The new public security minister MK Amir Ohana is widely considered an ultra-Netanyahu loyalist. The primary focus of his new job description appears to be in charge of trying to get his boss off the hook in cases 1000, 2000, and 4000. How fast can you say conflict of interest?
Meanwhile, two highly qualified Likud MK’s seem to have been left out in the cold. Both former Shin Bet head and deputy defense minister MK Avi Dichter, and former Jerusalem mayor and rookie MK Nir Barkat haven’t been tapped by the Prime Minister to fill any meaningful role in the new government. If you think this was done by chance, think again. Bibi has a well documented past of deliberately sidelining those best positioned to someday replace him as Likud party chairman.
But even more questionable priorities…
West Bank annexation
Respected right-wing pundit Dr. Daniel Pipes of the Middle East Forum drew the ire of his normal base of supporters by coming out against annexation in a compelling op-ed for The New York Times. If the right is see-sawing on annexation, and the left is firmly opposed, why rock the boat unnecessarily? Especially if you believe the ‘status quo’ serves Israel’s long-term interests.

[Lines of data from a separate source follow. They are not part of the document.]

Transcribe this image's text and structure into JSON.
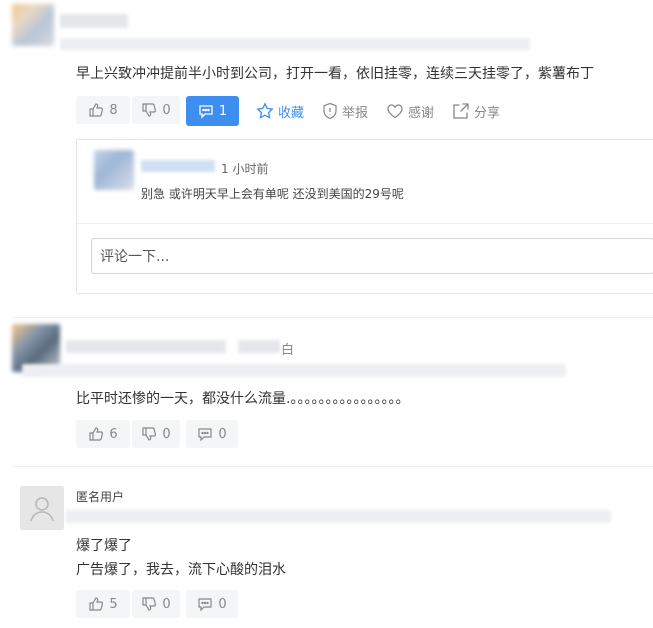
{
  "comments": [
    {
      "text": "早上兴致冲冲提前半小时到公司，打开一看，依旧挂零，连续三天挂零了，紫薯布丁",
      "likes": "8",
      "dislikes": "0",
      "replies": "1",
      "actions": {
        "favorite": "收藏",
        "report": "举报",
        "thanks": "感谢",
        "share": "分享"
      },
      "reply": {
        "time": "1 小时前",
        "text": "别急 或许明天早上会有单呢 还没到美国的29号呢"
      },
      "reply_input_placeholder": "评论一下..."
    },
    {
      "name_suffix": "白",
      "text": "比平时还惨的一天，都没什么流量.。。。。。。。。。。。。。。。。",
      "likes": "6",
      "dislikes": "0",
      "replies": "0"
    },
    {
      "author": "匿名用户",
      "lines": [
        "爆了爆了",
        "广告爆了，我去，流下心酸的泪水"
      ],
      "likes": "5",
      "dislikes": "0",
      "replies": "0"
    }
  ],
  "icons": {
    "like": "thumbs-up-icon",
    "dislike": "thumbs-down-icon",
    "comment": "comment-bubble-icon",
    "favorite": "star-icon",
    "report": "shield-icon",
    "thanks": "heart-icon",
    "share": "share-icon",
    "user": "user-silhouette-icon"
  },
  "colors": {
    "accent": "#3e8ef0",
    "muted": "#888888"
  }
}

Besides making some people feel better and others feel worse, it’s hard to see what annexing all, or parts, of the West Bank will actually do in practice.

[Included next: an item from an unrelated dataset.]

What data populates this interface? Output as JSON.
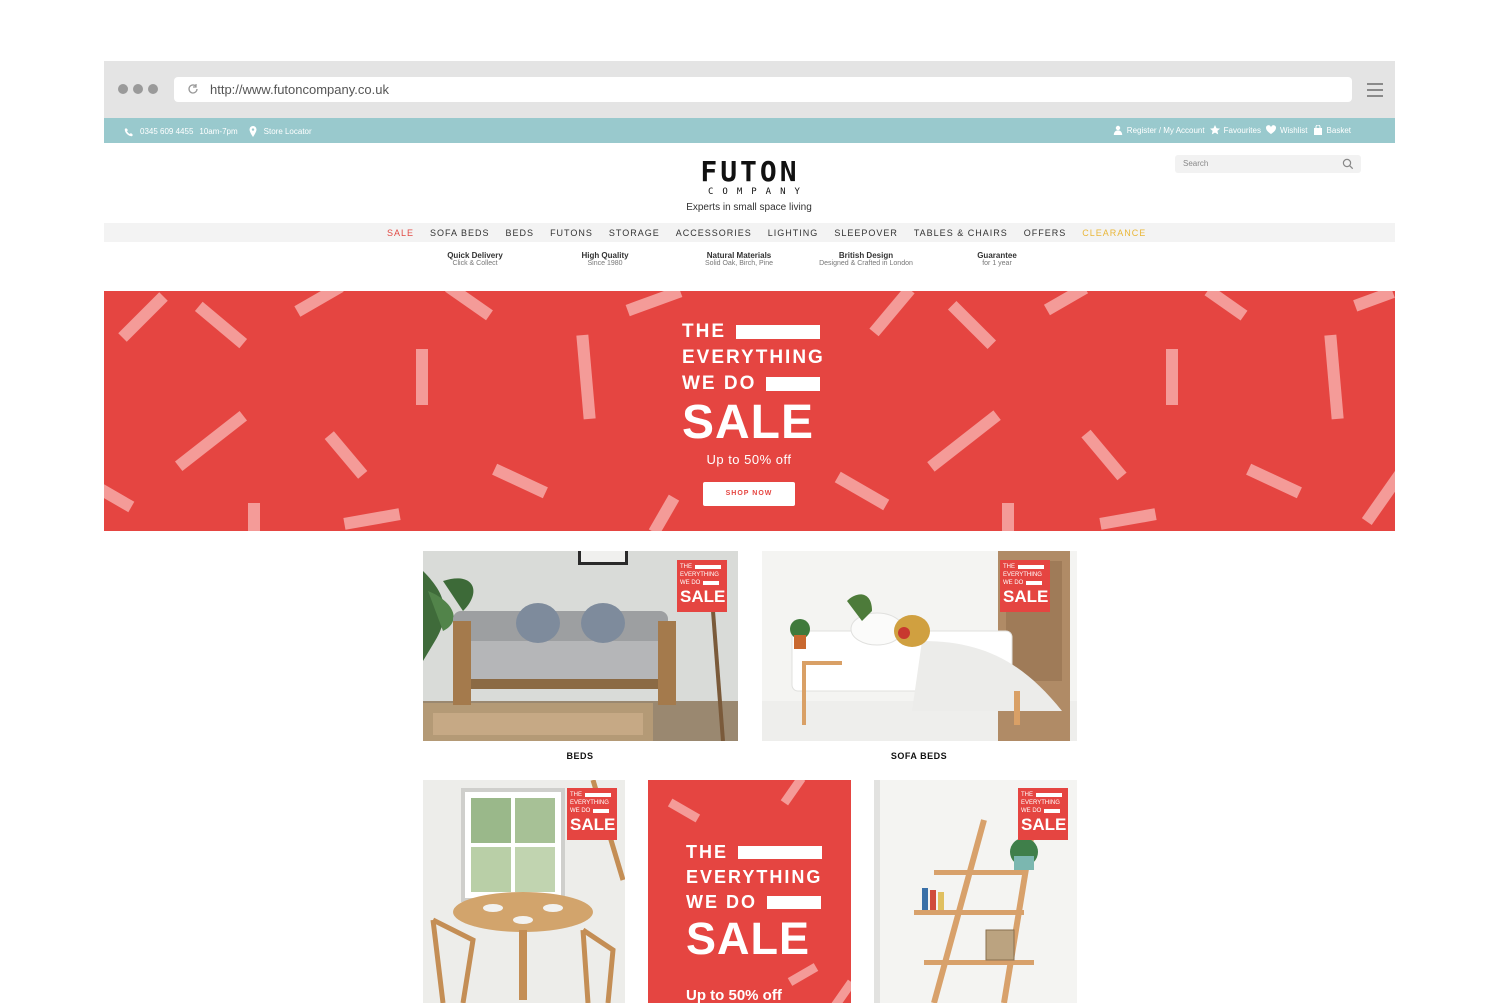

Since the signing of the Oslo agreements between Israel and the Palestinian Authority in the mid-90s, the West Bank has been divided into Areas A, B, and C. Area C, or around 60% of the West Bank, is already under full Israeli control and includes all Israeli settlements, as well as all land designated for use by the Israeli Parks Authority and the Israel Defense Forces. How would extending Israeli sovereignty in this area change any of this?
Mum on Gaza and Lebanon
Everyone knows that the next round of fighting between Israel and Gaza is a matter of when, not if. So then what will the new government do differently with regards to the Islamic terrorist organization that controls the densely-populated coastal enclave? Wait, we pretty much already know: absolutely nothing. Because the Benjamins are the twin architects of keeping Hamas in power in Gaza for fear that a new, more radical interlocutor, might emerge.
And for that matter, does anyone even remember the last time Hezbollah, undoubtedly the biggest immediate threat facing Israel from across the internationally-recognized border with Lebanon, was even mentioned? I certainly don’t.
COVID-19 already a thing of the past?
Great, so we’re all wearing ninja masks, gloves, and walking through disinfectant showers to ‘win’ against this insidious, invisible, enemy. So far less than 300 Israelis have died making COVID-19 less of a threat than annual road deaths. Watching the surreal scenes of excessive social distancing from the new government’s swearing-in ceremony in parliament, as well as the first meeting of Israel’s largest-ever cabinet, really makes one wonder: When is too much, too much? End the policy of fear already! It’s time to allow all Israelis to return to their routines. The new government should end all economic restrictions, allow busineses to re-open, and people to go back to work. Let’s dedicate the state’s limited resources elsewhere.
Oh wait, we already know where all those resources went: three national election campaigns and an inflated ‘national unity’ government.